Created on 06-10-2016 10:05 AM - edited 09-16-2022 03:24 AM
Is there a reliable way to count things when using Spark? In Hadoop jobs, counters are never "counted" if the job fails partway through, or if speculative execution causes two process to perform the same operation, only the first complete task's counters are aggregated. My undersanding is that Spark's accumulators are not the same, and that both stage failures and speculative execution can lead to double-counting, meaning my counters are not actually reliable. Surely there's a way to get around this?
Created 06-10-2016 11:18 AM
Hi storysj,
Accumulator updates performed within an action will only be counted once while accumulator updates within transforms may be double counted if a retry occurs.
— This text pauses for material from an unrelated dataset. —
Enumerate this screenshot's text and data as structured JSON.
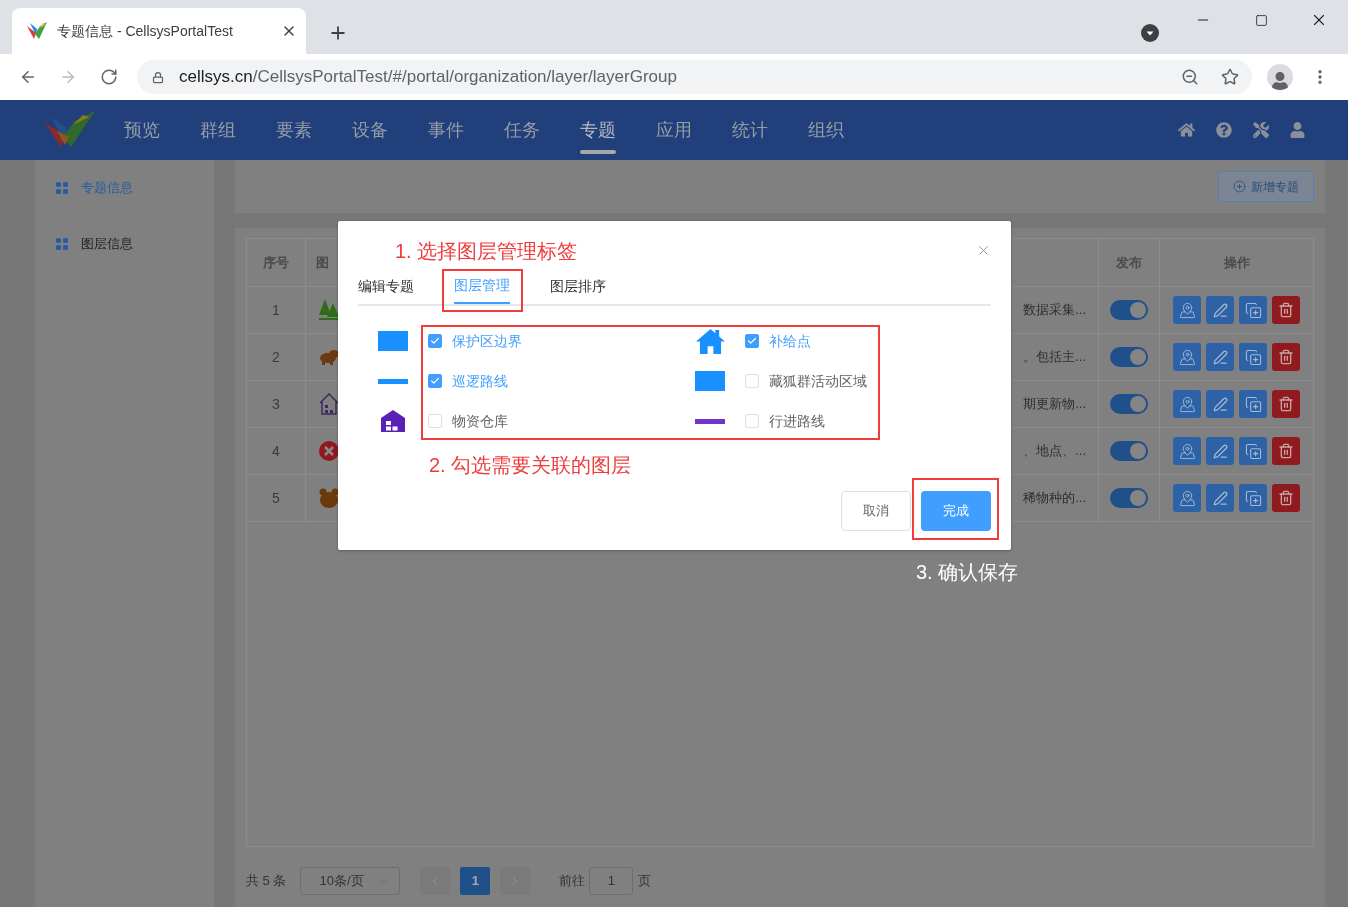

IE this code would gaurantee counts only applied once:
val accum = sc.accumulator(0, "test") sc.parallelize(Array(1, 2, 3, 4)).foreach(x => accum += x if (scala.util.Random.nextInt(2) == 0) throw new RuntimeException("random error") } println(accum.value)
While this could be double counted:
val accum = sc.accumulator(0, "test") sc.parallelize(Array(1, 2, 3, 4)).map(x => accum += x if (scala.util.Random.nextInt(2) == 0) throw new RuntimeException("random error") }.collect() println(accum.value)
Hope this helps,
Jason Hubbard
Created 06-13-2016 03:01 PM
Does spark-streaming also have the double-counting problem for transformations on DStreams? I assume that under-the-hood they operate the same way, but I figured I'd better double-check.
Created 06-13-2016 03:46 PM
Yes it would be. The execution of transformations/actions is the same, just the source is different.